On 5/30/17, Shaun Everiss <> wrote:
Well I don't want nvda to be jawasified to be honest.

Unless ofcause it meant that jaws for home users was free and fs were
not so stupid about licences, ie pro for running on oses with pro in
them and no extra features.

On the other hand, if microsoft simply intigrated narator and nvda
together and we could continue having nvda as a major part of windows
and could continue to update it and continue the opensource model like
chrome and chromium, etc does then I'd nave no issue with it..

While narator has a lot of issues meaning its still quite bad in some
situations there is no doubt about it, it does have a few more tricks
being intergrated into windows like that and we don't it would be a
huge boost.

It does seem the next reader to probably go is the dolphin one since
its only supporting ie and a few other things.

My issue is having everyone jawsified.

Jaws hasn't inovated to much either, true its the biggest but things
can't stay stale like this.

What I like about nvda is even when its core doesn't move, there are
more modules for it.

And the users also can develop for it so if there is a problem or a
need you ask and at some point soon someone will do it.

On 30/05/2017 6:11 a.m., erik burggraaf wrote:
Just to follow up, I read the blog post, and it's not fearmongering.
I wish I had been available for nvda con. I had surgery at the time
and missed the festivities.

Based on the transcript provided in the blog post, my dream of NVDA
becoming a core windows component is just that and can never happen.
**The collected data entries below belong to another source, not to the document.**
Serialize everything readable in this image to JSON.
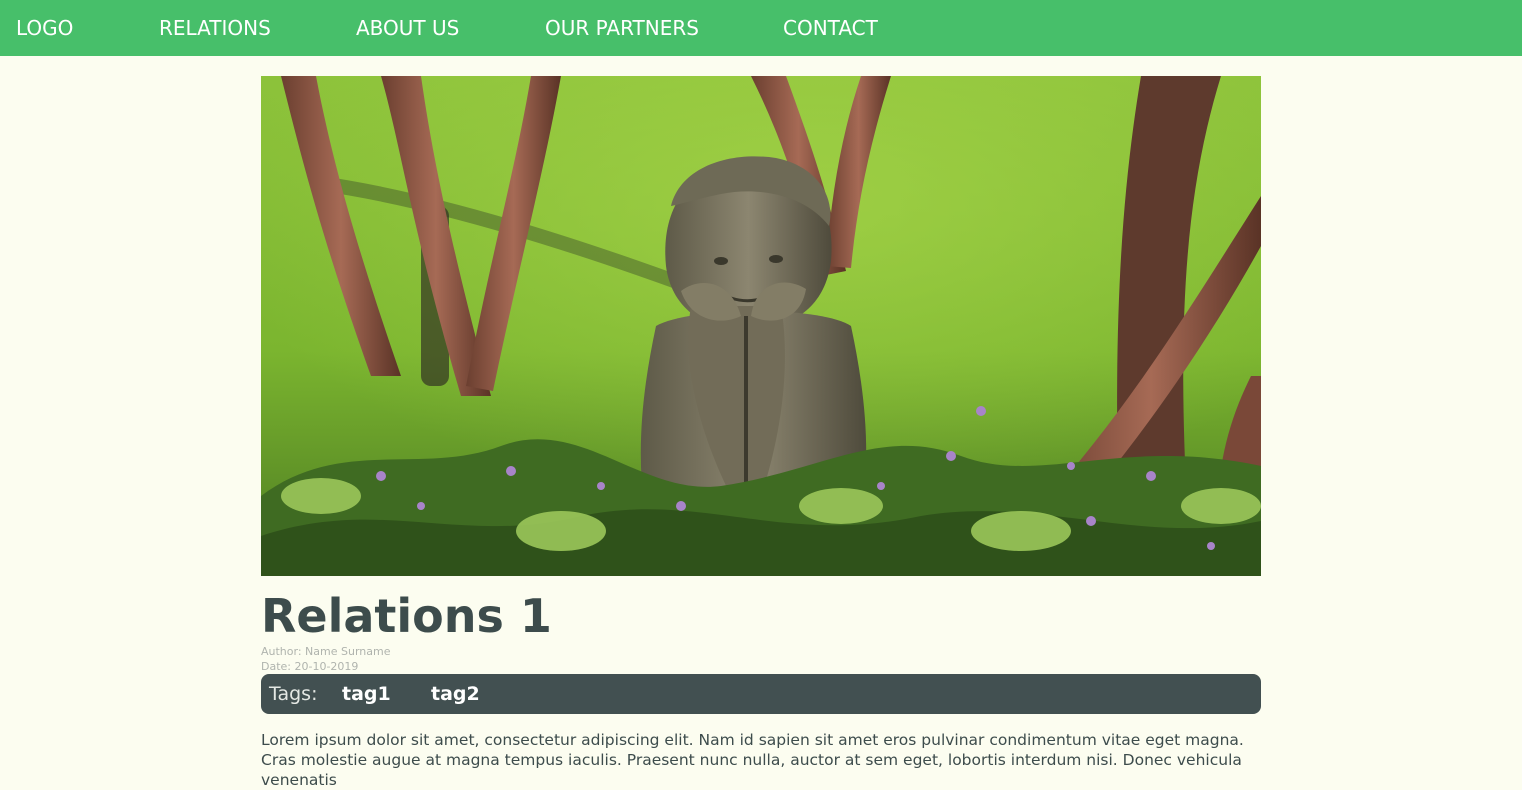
{
  "nav": {
    "logo": "LOGO",
    "relations": "RELATIONS",
    "about": "ABOUT US",
    "partners": "OUR PARTNERS",
    "contact": "CONTACT"
  },
  "post": {
    "title": "Relations 1",
    "author": "Author: Name Surname",
    "date": "Date: 20-10-2019",
    "tags_label": "Tags:",
    "tags": [
      "tag1",
      "tag2"
    ],
    "body": "Lorem ipsum dolor sit amet, consectetur adipiscing elit. Nam id sapien sit amet eros pulvinar condimentum vitae eget magna. Cras molestie augue at magna tempus iaculis. Praesent nunc nulla, auctor at sem eget, lobortis interdum nisi. Donec vehicula venenatis"
  },
  "hero": {
    "subject": "stone-child-statue-in-garden"
  },
  "colors": {
    "nav_bg": "#47bf6a",
    "page_bg": "#fcfdf0",
    "tags_bg": "#425051",
    "title": "#3d4c4c"
  }
}
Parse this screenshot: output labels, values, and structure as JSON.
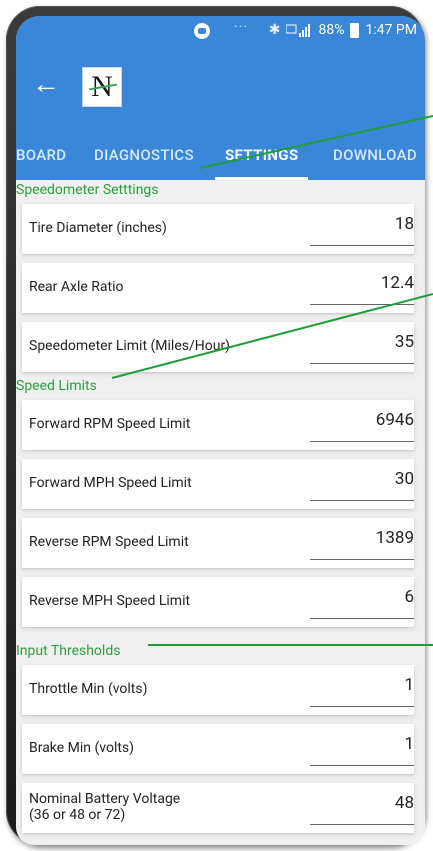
{
  "statusbar": {
    "dots": "···",
    "battery_pct": "88%",
    "time": "1:47 PM"
  },
  "appbar": {
    "logo_letter": "N"
  },
  "tabs": [
    "BOARD",
    "DIAGNOSTICS",
    "SETTINGS",
    "DOWNLOAD"
  ],
  "sections": [
    {
      "title": "Speedometer Setttings",
      "rows": [
        {
          "label": "Tire Diameter (inches)",
          "value": "18"
        },
        {
          "label": "Rear Axle Ratio",
          "value": "12.4"
        },
        {
          "label": "Speedometer Limit (Miles/Hour)",
          "value": "35"
        }
      ]
    },
    {
      "title": "Speed Limits",
      "rows": [
        {
          "label": "Forward RPM Speed Limit",
          "value": "6946"
        },
        {
          "label": "Forward MPH Speed Limit",
          "value": "30"
        },
        {
          "label": "Reverse RPM Speed Limit",
          "value": "1389"
        },
        {
          "label": "Reverse MPH Speed Limit",
          "value": "6"
        }
      ]
    },
    {
      "title": "Input Thresholds",
      "rows": [
        {
          "label": "Throttle Min (volts)",
          "value": "1"
        },
        {
          "label": "Brake Min (volts)",
          "value": "1"
        },
        {
          "label_line1": "Nominal Battery Voltage",
          "label_line2": "(36 or 48 or 72)",
          "value": "48"
        }
      ]
    }
  ],
  "colors": {
    "appbar": "#3a86d8",
    "section_title": "#2b9f3c",
    "callout": "#1e9f3a"
  }
}
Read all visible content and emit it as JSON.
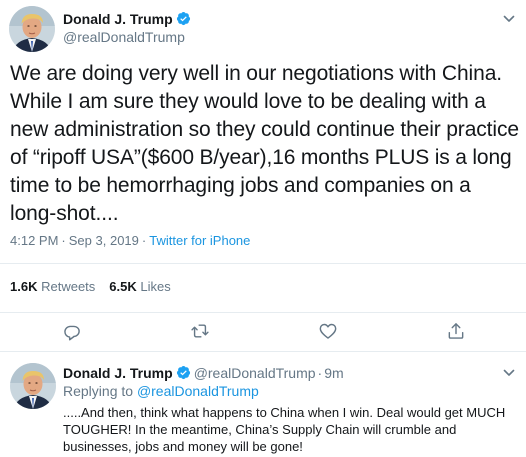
{
  "tweet": {
    "author_name": "Donald J. Trump",
    "author_handle": "@realDonaldTrump",
    "text": "We are doing very well in our negotiations with China. While I am sure they would love to be dealing with a new administration so they could continue their practice of “ripoff USA”($600 B/year),16 months PLUS is a long time to be hemorrhaging jobs and companies on a long-shot....",
    "time": "4:12 PM",
    "separator": "·",
    "date": "Sep 3, 2019",
    "source": "Twitter for iPhone",
    "stats": {
      "retweets_count": "1.6K",
      "retweets_label": "Retweets",
      "likes_count": "6.5K",
      "likes_label": "Likes"
    },
    "icons": {
      "verified": "verified-badge-icon",
      "menu": "chevron-down-icon",
      "reply": "reply-icon",
      "retweet": "retweet-icon",
      "like": "heart-icon",
      "share": "share-icon"
    }
  },
  "reply": {
    "author_name": "Donald J. Trump",
    "author_handle": "@realDonaldTrump",
    "separator": "·",
    "time": "9m",
    "replying_label": "Replying to",
    "replying_mention": "@realDonaldTrump",
    "text": ".....And then, think what happens to China when I win. Deal would get MUCH TOUGHER! In the meantime, China’s Supply Chain will crumble and businesses, jobs and money will be gone!"
  },
  "colors": {
    "text": "#14171a",
    "secondary": "#657786",
    "link": "#1b95e0",
    "verified": "#1da1f2",
    "divider": "#e6ecf0"
  }
}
I still don't understand, and the article fails to explain, why
screen reader monopolies are bad. Apple has two very successful ones.
Android doesn't preclude any one from developing a screen reader, but
google's product is good enough now that it's put numerous screen
access and accessibility suite tools out of business, and the biggest
losers there unfortunately are the early adopters who largely paid
and now have no viable product.

How would we feel if NVDA became the recognized gold standard and a
combination of NVDA and built in tools for windows forced VFO out of
the AT software market? I suspect most of us would feel better about
a market controlled by NVAccess than we would about one controlled by
VFO, but if we don't want an AT monopoly, who will compete with NVDA
when governments stop funding AT for good? Will we still love the
more established NVDA when the next upstart comes along, or will the
new thing fade into obscurity leaving NVDA with what amounts to an
unchallenged monopoly?

I haven't really observed negative effects of screen reader
monopolies on other platforms, and personally I'd welcome a monopoly
driven by NVDA in the windows space. I don't really see that
happening either, but NVDA continues to meet the needs of consumers
and it's easy to see the passion users and contributers have for it.



On May 29, 2017 1:41:55 PM "erik burggraaf" <>

Pardon folks,

Could it be that I have an overdeveloped sense of delete button?
Have I missed important announcements from nvda developers, blog
posts, or interviews intimating that ownership changes are in the
offing at NV Access? Have I missed similar from any company
intimating they wish to buy up interest in NV Access? Have there
been development changes in the nvda sycle that suggest new
directions in control of the product? Please direct me to those if
they exist.

I haven't read Bavia. Does he have a roll in development of NVDA or
directing interest there-in? I suspect not. Well, Chris Hofsteader
has some things on the ball and others not. Despite what he has to
say about VFO's adjenda he clearly has one of his own and despite
his experience in the industry, his facts aren't always right. I
ask you where Bavia is coming from and whether his experience
suggests he may have knowledge or perspective beyond that of an end

Why are we talking about an acquisition of NVDA as if it's a thing
that could happen? No evidence have I observed to justify any such.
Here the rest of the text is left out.